I might do this, too, but it'd be a bit more convoluted, if it is to be universal. I suppose it'll use the string editor, and one Game->Misc[] value for the starting string?
Book of Magic (Homing) - this makes the Wand's magic home in on enemies. I always thought having your wand magic catch on fire was rather useless...
Going to ponder this one when I finish some of the others. If homing just means the nearest enemy, I suppose, but I tend to create very linear patterns, not arcs or curves, so it's just set a vector and fire at the closest valid target, which may not be a target that the wand can
hurt. If you want a smart wand that only homes on things that it can affect, that's viable, I suppose, and far more interesting IMO.
I may be able to do it so that it homes on the closest target simply with something like:
//cache all enemies with a defence resolution for the weapon other than block/ignore
//use Distance to find the closest of the set
//find the x/y vectors based on its position and step
// adjusting slightly for where it is **likely** to be when
// the weapon's step can get to it
// set the weapon's angles pointed at those vectors
Here's the requested automatic candle, in two yet-to-be-tested flavours:
//Set to an item's action script, and flag that item as having a passive script.

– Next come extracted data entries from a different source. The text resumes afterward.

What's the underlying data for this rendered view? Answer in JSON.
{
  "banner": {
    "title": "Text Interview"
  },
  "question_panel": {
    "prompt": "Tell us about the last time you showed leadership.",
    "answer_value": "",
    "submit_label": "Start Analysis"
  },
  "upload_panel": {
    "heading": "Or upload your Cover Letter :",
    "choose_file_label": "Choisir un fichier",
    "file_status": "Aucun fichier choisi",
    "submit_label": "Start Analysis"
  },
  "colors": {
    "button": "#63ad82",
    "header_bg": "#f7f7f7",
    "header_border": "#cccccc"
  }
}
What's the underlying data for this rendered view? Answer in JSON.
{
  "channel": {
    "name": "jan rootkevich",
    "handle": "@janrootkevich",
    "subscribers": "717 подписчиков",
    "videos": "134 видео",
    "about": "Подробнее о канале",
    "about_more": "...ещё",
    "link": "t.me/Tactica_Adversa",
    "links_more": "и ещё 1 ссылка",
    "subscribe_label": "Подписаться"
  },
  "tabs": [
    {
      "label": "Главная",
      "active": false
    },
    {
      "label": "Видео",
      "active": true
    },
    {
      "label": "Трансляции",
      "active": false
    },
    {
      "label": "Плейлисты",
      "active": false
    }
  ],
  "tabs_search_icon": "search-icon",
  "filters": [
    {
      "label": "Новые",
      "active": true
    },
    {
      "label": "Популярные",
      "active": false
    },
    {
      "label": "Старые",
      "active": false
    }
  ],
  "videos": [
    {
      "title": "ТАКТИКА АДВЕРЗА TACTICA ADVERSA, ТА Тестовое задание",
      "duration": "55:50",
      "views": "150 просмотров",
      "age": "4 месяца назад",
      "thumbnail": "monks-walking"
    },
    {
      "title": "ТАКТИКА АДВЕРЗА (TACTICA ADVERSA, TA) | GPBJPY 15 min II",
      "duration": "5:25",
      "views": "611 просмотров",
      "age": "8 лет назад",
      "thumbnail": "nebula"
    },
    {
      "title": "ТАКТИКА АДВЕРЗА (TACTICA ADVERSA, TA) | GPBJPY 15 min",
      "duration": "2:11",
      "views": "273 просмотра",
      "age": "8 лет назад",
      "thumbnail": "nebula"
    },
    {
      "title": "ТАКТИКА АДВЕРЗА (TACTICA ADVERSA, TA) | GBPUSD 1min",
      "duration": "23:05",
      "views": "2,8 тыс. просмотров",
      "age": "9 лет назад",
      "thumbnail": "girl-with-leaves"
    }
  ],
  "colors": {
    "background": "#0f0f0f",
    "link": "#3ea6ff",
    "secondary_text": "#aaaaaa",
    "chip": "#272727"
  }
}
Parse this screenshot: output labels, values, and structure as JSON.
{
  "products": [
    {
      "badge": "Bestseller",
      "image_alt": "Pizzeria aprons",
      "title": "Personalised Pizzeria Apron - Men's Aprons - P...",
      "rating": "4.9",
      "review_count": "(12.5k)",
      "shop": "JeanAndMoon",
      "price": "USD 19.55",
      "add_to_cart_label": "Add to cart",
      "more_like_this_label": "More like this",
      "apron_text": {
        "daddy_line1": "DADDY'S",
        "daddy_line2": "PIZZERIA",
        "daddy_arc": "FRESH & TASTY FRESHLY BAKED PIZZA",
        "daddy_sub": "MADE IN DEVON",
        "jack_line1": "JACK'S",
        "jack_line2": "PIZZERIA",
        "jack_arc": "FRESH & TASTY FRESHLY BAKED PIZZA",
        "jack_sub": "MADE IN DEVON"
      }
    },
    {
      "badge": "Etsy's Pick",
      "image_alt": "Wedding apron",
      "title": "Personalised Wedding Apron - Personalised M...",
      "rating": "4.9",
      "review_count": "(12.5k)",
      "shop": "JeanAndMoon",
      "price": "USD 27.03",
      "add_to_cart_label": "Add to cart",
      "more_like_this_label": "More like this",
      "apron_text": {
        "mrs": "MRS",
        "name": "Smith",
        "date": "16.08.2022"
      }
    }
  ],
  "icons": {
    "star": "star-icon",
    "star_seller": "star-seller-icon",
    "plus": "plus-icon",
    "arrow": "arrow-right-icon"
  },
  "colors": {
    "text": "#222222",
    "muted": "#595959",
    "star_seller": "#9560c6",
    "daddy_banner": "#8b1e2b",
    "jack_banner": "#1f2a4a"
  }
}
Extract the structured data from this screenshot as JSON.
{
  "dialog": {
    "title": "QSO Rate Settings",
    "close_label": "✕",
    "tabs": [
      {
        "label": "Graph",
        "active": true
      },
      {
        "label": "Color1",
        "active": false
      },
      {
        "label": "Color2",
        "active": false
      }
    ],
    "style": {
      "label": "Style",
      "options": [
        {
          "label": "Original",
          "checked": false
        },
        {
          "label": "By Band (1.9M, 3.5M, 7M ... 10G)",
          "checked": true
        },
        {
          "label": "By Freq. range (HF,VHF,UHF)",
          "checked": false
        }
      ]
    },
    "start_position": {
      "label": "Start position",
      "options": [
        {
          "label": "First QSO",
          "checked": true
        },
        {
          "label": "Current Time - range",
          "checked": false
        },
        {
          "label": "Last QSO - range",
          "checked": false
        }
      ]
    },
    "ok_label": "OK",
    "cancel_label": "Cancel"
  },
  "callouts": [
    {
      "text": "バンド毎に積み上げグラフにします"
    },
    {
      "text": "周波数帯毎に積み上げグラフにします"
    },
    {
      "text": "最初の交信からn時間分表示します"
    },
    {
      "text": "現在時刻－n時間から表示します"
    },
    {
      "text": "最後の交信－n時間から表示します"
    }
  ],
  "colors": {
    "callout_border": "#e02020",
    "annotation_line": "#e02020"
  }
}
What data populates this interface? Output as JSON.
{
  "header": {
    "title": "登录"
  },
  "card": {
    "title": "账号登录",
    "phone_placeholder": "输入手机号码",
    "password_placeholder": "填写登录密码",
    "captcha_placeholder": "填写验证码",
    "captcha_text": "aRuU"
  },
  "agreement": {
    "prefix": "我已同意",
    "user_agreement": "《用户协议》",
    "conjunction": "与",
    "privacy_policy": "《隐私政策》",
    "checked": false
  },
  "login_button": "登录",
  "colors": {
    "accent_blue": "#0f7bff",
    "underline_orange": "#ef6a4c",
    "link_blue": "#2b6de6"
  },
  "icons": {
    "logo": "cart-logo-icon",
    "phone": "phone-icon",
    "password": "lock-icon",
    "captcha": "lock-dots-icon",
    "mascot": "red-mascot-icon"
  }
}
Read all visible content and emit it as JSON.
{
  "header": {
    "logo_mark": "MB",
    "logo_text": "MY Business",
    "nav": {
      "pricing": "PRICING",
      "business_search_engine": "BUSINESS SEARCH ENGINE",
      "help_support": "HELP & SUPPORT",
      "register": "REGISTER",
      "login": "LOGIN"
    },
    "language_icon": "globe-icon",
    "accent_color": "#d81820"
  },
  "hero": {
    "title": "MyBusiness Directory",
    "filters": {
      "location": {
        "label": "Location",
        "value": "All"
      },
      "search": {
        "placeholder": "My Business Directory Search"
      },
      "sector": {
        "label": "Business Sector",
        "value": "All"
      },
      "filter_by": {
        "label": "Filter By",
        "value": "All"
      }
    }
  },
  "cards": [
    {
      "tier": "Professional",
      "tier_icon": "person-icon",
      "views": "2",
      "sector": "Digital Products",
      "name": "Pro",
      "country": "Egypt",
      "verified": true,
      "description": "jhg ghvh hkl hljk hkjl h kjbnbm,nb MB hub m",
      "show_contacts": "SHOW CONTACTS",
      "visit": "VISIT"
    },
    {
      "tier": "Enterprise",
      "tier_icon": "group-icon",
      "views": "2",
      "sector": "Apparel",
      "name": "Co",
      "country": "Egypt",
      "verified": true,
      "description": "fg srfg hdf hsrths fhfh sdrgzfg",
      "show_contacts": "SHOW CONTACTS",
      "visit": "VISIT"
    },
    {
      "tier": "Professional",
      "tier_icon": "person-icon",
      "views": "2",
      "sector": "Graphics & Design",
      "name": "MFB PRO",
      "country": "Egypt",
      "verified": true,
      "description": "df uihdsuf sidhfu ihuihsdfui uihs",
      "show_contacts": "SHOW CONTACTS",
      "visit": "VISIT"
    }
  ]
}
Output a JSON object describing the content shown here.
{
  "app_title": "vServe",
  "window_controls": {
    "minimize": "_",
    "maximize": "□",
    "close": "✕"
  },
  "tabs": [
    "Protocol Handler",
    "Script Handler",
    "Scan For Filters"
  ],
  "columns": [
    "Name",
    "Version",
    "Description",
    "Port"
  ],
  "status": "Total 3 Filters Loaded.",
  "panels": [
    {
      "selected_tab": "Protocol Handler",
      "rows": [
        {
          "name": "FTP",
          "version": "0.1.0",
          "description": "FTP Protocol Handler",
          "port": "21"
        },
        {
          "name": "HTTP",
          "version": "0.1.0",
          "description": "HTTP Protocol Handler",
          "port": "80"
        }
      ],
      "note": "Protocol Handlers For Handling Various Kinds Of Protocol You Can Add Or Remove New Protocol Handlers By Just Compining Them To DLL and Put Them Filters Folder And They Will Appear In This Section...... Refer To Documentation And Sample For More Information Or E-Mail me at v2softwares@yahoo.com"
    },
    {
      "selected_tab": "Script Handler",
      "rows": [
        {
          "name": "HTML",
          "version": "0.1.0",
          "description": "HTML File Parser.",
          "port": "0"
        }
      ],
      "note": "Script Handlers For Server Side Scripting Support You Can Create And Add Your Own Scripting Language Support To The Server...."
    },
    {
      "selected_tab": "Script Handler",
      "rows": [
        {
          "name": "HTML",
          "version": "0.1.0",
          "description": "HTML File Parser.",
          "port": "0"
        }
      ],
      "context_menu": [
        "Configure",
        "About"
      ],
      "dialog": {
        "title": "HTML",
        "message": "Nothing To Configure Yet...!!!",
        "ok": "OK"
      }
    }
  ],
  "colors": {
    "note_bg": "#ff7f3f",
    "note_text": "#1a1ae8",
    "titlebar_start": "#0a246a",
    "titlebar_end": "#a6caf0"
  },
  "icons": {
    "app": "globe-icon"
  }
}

//Requires the script flag 'Item Scripts Continue to Run'
item script autocandleA
{
int f;
while(1)
{
++f;
unless ( ((f%20)) && !Screen->Lit ) Screen->Lit = true; //this could all be a pointless waste of instructions
//trying to reduce how often we write ->Lit.
Waitframe();
}
}
item script autocandleB //Lighter ZASM. need to check performance difference against v. A
{
while(1)
{
Screen->Lit = true;
Waitframe();
}
}
I need to determine which has the better performance. I don't know in this case if the ZASM is heavier of if calling the function to light a room is heavier, but I suspect the former, so the 'B' variant is likely better.
Wait... Isn't that what James24 always says?
I#ll update on my progress once I have some of these done, tested, and create demo quests. I'll put them all into the script DB, and bundle the ones that work with 2.55.